Aucun recours en annulation de l’arrêté de placement en rétention administrative n’a été déposé au visa de l’article L 741-10 du code de l’entrée et du séjour des étrangers et du droit d’asile.
Vu l’article 455 du code de procédure civile,
Vu l’ordonnance du magistrat du siège du tribunal judiciaire de Lille en date du 7 décembre 2025 à 15h08, rejetant l’exception d’irrégularité soulevé par M. [F] [D] et ordonnant la première prolongation du placement en rétention administrative de l’intéressé pour une durée de 26 jours,
Vu la déclaration d’appel de M. [F] [D] du 7 décembre 2025 à 22h19 demandant d’infirmer l’ordonnance dont appel, de constater l’irrégularité de la procédure, subsidiairement il demande son assignation à résidence judiciaire, et d’ordonner sa libération.

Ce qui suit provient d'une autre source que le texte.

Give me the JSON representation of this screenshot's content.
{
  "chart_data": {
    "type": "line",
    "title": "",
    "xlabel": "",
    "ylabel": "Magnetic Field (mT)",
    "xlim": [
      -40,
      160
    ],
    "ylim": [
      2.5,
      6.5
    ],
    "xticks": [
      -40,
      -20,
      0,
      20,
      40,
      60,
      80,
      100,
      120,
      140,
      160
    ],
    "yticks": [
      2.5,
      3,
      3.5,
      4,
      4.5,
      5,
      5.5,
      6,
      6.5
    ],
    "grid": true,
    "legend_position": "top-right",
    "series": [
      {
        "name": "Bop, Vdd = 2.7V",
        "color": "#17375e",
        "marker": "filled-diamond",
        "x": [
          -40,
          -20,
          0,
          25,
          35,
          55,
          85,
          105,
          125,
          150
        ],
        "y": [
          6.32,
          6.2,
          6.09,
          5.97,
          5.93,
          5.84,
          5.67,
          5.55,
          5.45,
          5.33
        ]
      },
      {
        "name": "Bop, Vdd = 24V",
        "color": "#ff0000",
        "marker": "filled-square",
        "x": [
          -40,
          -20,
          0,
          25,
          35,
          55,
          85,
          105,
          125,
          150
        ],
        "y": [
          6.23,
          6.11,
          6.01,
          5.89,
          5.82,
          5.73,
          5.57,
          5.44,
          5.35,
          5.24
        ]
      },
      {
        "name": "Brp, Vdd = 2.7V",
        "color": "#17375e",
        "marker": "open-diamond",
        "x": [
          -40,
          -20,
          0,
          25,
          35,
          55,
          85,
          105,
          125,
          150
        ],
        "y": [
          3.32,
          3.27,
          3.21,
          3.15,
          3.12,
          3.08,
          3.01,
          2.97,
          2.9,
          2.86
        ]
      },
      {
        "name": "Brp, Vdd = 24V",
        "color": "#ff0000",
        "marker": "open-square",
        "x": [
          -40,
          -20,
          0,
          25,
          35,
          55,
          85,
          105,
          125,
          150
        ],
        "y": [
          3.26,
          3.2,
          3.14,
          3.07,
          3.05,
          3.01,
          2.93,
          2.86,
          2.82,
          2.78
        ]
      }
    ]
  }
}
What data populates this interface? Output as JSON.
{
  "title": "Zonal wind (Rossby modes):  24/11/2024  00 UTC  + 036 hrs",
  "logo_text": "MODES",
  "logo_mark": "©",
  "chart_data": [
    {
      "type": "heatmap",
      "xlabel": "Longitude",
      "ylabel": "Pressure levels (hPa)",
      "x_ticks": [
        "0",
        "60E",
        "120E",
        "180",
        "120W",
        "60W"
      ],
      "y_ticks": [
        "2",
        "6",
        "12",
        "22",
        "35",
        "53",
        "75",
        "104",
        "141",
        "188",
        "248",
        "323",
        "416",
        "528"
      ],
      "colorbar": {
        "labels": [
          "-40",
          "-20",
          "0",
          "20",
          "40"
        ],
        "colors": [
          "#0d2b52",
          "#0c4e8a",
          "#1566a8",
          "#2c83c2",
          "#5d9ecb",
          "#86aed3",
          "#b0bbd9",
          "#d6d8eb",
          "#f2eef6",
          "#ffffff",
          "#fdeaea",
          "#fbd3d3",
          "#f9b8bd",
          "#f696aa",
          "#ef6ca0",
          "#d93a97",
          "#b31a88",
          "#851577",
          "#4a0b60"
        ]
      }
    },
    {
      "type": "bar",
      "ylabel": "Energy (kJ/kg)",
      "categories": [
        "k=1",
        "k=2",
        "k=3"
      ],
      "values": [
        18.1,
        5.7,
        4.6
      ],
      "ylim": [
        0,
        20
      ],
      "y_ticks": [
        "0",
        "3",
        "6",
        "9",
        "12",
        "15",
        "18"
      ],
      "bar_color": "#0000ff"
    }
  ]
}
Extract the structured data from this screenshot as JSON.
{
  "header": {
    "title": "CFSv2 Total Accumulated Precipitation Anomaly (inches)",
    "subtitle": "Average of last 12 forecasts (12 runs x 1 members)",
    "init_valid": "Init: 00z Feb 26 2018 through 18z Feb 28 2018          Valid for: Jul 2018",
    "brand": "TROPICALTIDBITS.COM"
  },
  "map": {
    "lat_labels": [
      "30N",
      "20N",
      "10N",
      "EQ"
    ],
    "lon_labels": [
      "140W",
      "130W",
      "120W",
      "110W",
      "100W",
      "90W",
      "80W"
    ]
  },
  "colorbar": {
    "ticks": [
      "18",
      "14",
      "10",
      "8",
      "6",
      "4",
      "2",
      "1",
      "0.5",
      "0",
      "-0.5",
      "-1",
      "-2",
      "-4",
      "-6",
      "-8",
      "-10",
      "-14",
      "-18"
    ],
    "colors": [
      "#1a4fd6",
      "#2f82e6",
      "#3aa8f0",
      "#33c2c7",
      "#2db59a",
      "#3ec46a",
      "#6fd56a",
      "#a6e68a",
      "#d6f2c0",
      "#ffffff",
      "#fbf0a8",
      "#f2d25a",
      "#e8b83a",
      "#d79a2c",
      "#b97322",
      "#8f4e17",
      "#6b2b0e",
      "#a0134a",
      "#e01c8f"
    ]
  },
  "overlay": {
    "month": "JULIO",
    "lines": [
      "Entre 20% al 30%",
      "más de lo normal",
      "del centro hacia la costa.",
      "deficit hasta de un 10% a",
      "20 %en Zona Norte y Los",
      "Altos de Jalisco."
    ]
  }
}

De la lecture de sa déclaration d’appel, la cour comprend que l’appelant reprend le seul moyen développé devant le premier juge tiré de la notification irrégulière des droits en garde à vue par téléphone, et ajoute en cause d’appel une demande d’assignation à résidence judiciaire.
MOTIFS DE LA DÉCISION
Sur le moyen tiré de la notification irrégulière des droits en garde à vue
Sur ce point et en l’absence d’élément nouveau soumis à son appréciation, la juridiction d’appel estime que c’est par une analyse circonstanciée et des motifs pertinents qu’il convient d’adopter au visa de l’article 955 du code de procédure civile que le premier juge a répondu à ce moyen et l’a rejeté.
Le moyen est rejeté.
Sur la demande d’assignation à résidence judiciaire
L’article L.743-13 du code de l’entrée et du séjour des étrangers et du droit d’asile dispose que:
'Le magistrat du siège du tribunal judiciaire peut ordonner l’assignation à résidence de l’étranger lorsque celui-ci dispose de garanties de représentation effectives.
L’assignation à résidence ne peut être ordonnée par le juge qu’après remise à un service de police ou à une unité de gendarmerie de l’original du passeport et de tout document justificatif de son identité, en échange d’un récépissé valant justification de l’identité et sur lequel est portée la mention de la décision d’éloignement en instance d’exécution.
Lorsque l’étranger s’est préalablement soustrait à l’exécution d’une décision mentionnée à l’article L. 700-1, à l’exception de son 4°, l’assignation à résidence fait l’objet d’une motivation spéciale.'
Le fait de justifier disposer 'd’une résidence effective et permanente dans un local affecté à son habitation principale’ conforme à l’article L.612-3,8° du code de l’entrée et du séjour des étrangers et du droit d’asile peut néanmoins, au cas d’espèce, légitimement être considéré par l’autorité judiciaire comme insuffisant pour accorder à l’étranger une assignation à résidence sur le fondement de l’article [4]-13 précité, dés lors que d’autres éléments de fait permettent raisonnablement de considérer que l’étranger n’entend pas se conformer à l’obligation de quitter le territoire français et qu’en conséquence la mesure d’assignation à résidence ne serait pas suffisamment coercitive pour assurer la bonne exécution de l’éloignement.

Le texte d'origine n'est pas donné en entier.